Illumina reported cash and equivalents of $123.5 million for the period ending April 1, compared with $49 million in the comparable quarter of 2006.
The firm expects second-quarter revenue to be between $74 million and $78 million, and executives have increased guidance for 2007. They now expect to round out the year with between $305 million and $315 million, up $10 million from expectations the company released in February.
Illumina recently announced it will close its Wallingford, Conn., plant and relocate at least some of the 50 employees to San Diego.
Santarus Inc. reported a net loss of $16.4 million compared with $19.9 million in the first quarter of 2006.

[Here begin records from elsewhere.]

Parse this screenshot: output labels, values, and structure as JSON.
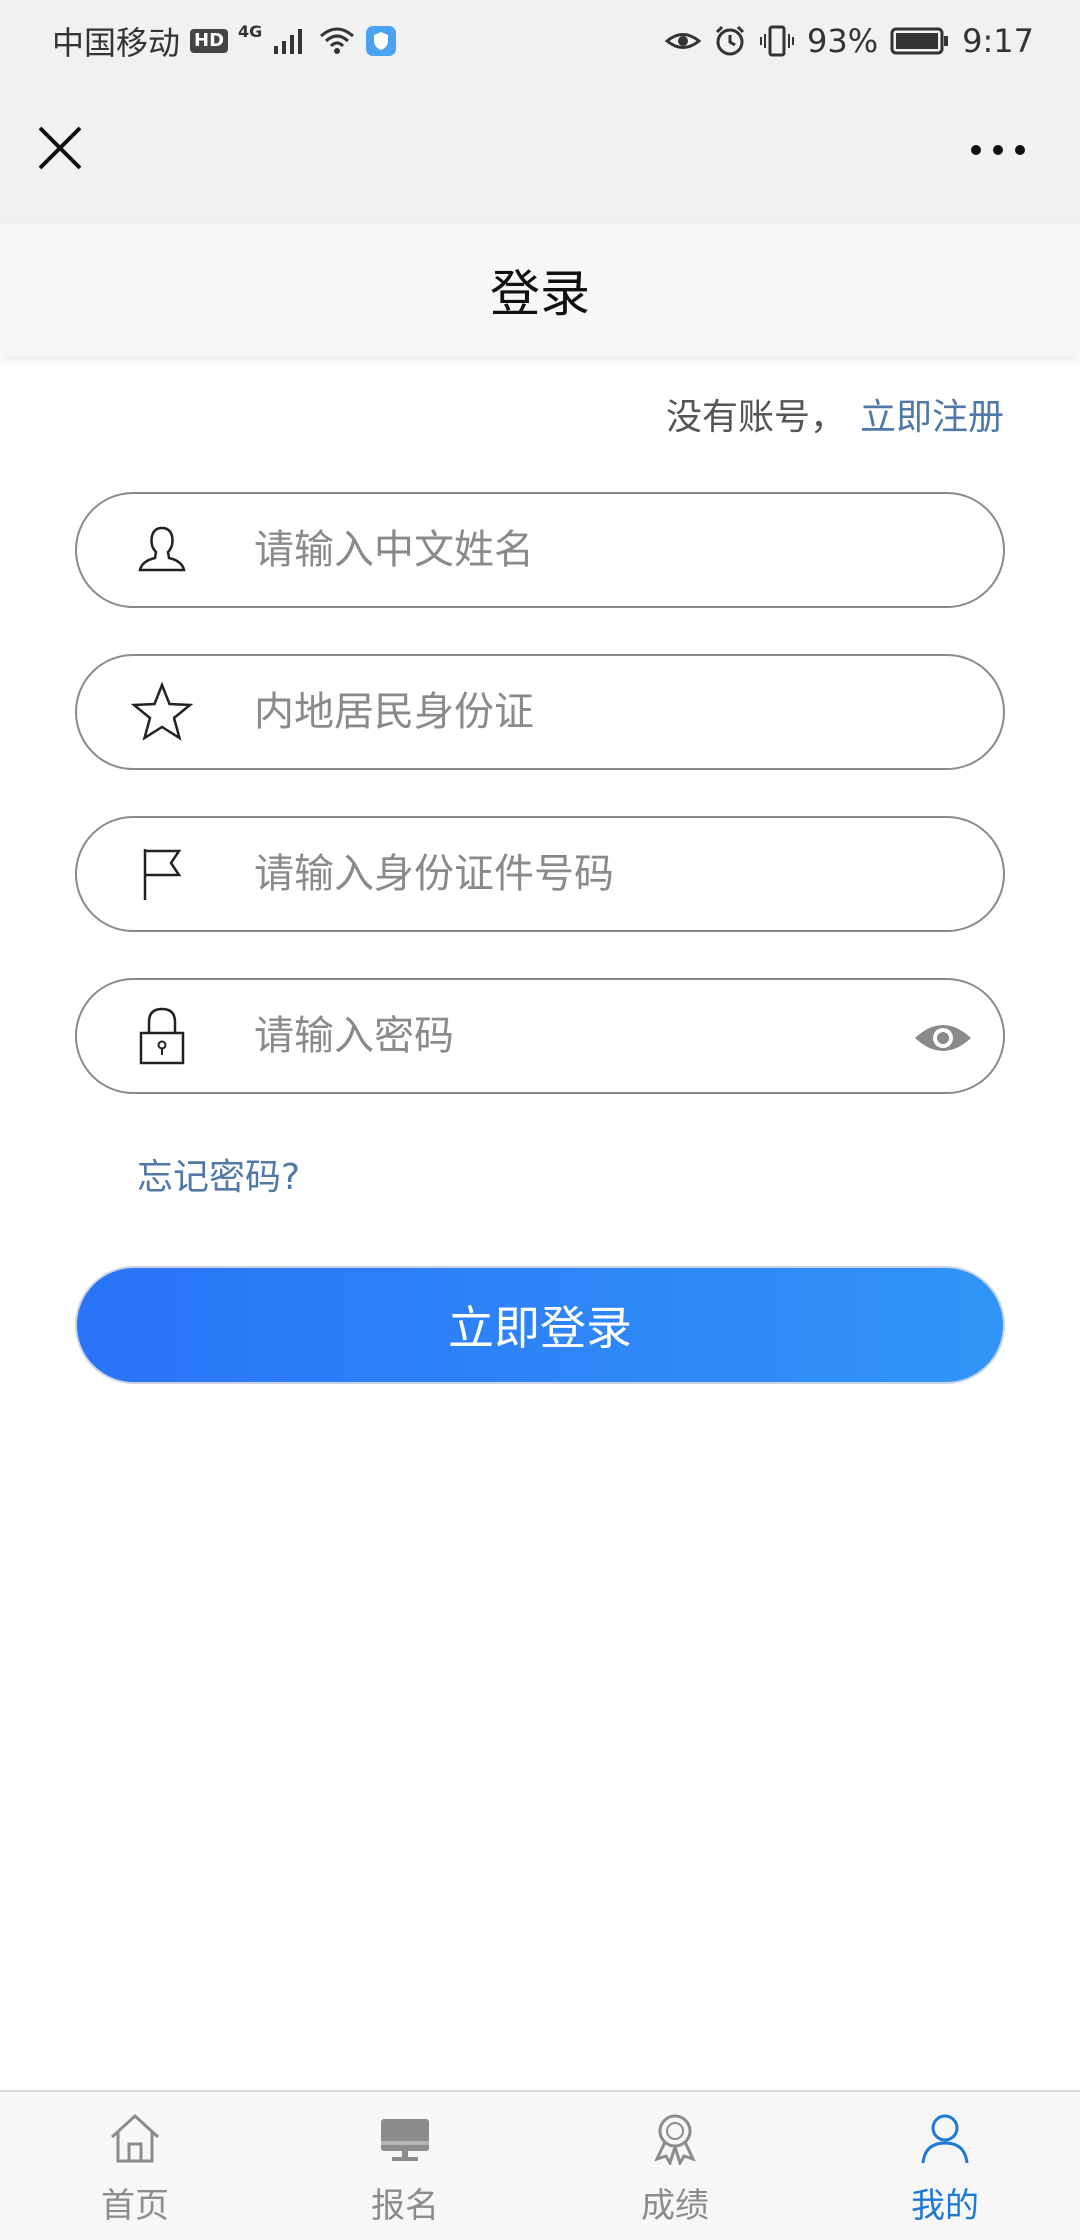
{
  "status_bar": {
    "carrier": "中国移动",
    "hd": "HD",
    "network": "4G",
    "battery": "93%",
    "time": "9:17"
  },
  "header": {
    "title": "登录"
  },
  "register": {
    "prompt": "没有账号，",
    "link": "立即注册"
  },
  "form": {
    "name_placeholder": "请输入中文姓名",
    "id_type_value": "内地居民身份证",
    "id_number_placeholder": "请输入身份证件号码",
    "password_placeholder": "请输入密码",
    "forgot_label": "忘记密码?",
    "submit_label": "立即登录"
  },
  "tabs": [
    {
      "label": "首页",
      "icon": "home-icon"
    },
    {
      "label": "报名",
      "icon": "monitor-icon"
    },
    {
      "label": "成绩",
      "icon": "award-icon"
    },
    {
      "label": "我的",
      "icon": "user-icon",
      "active": true
    }
  ],
  "colors": {
    "accent": "#1d78d6",
    "link": "#5078a8",
    "button_start": "#2a73f7",
    "button_end": "#3195f7"
  }
}
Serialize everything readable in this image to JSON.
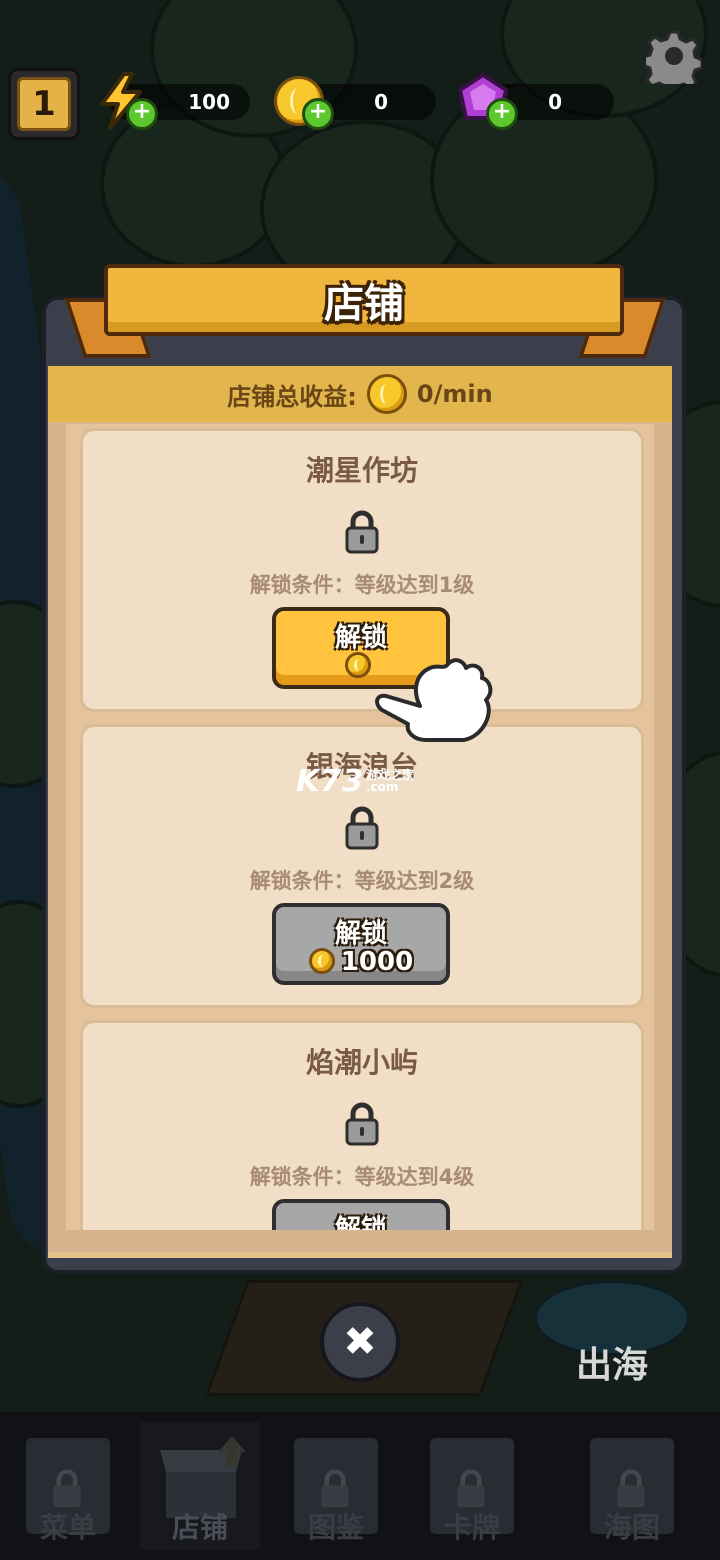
{
  "hud": {
    "level": "1",
    "energy": "100",
    "coins": "0",
    "gems": "0"
  },
  "panel": {
    "title": "店铺",
    "income_label": "店铺总收益:",
    "income_value": "0/min"
  },
  "shops": [
    {
      "name": "潮星作坊",
      "condition": "解锁条件：等级达到1级",
      "button": "解锁",
      "cost": "",
      "state": "available"
    },
    {
      "name": "银海浪台",
      "condition": "解锁条件：等级达到2级",
      "button": "解锁",
      "cost": "1000",
      "state": "locked"
    },
    {
      "name": "焰潮小屿",
      "condition": "解锁条件：等级达到4级",
      "button": "解锁",
      "cost": "",
      "state": "locked"
    }
  ],
  "watermark": {
    "logo": "K73",
    "text": "游戏之家",
    "url": ".com"
  },
  "sea_button": "出海",
  "nav": [
    {
      "label": "菜单",
      "locked": true
    },
    {
      "label": "店铺",
      "locked": false,
      "active": true
    },
    {
      "label": "图鉴",
      "locked": true
    },
    {
      "label": "卡牌",
      "locked": true
    },
    {
      "label": "海图",
      "locked": true
    }
  ],
  "colors": {
    "gold": "#f0b63e",
    "panel": "#3a3f4b",
    "card": "#f0dfc6",
    "button_active": "#ffc33e",
    "button_disabled": "#a7a7a7"
  }
}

The improvement can be attributed to increased sales of Zegerid, a prescription heartburn medication approved by the Food and Drug Administration in 2004, and lower manufacturing and research and development costs. Net product sales were $17 million, up 194 percent over last quarter's $5.8 million.
The company added 150 sales representatives late last year, said Chief Executive Officer Gerald Proehl.
The company reported cash and equivalents of $62 million compared with $75.5 million in the first quarter of last year.
Neurocrine Biosciences Inc. and Senomyx Inc. were expected to release earnings May 5, while Acadia Pharmaceuticals Inc. and Somaxon Pharmaceuticals Inc. are releasing their results May 8, and Cytori Therapeutics Inc. is scheduled to report May 11.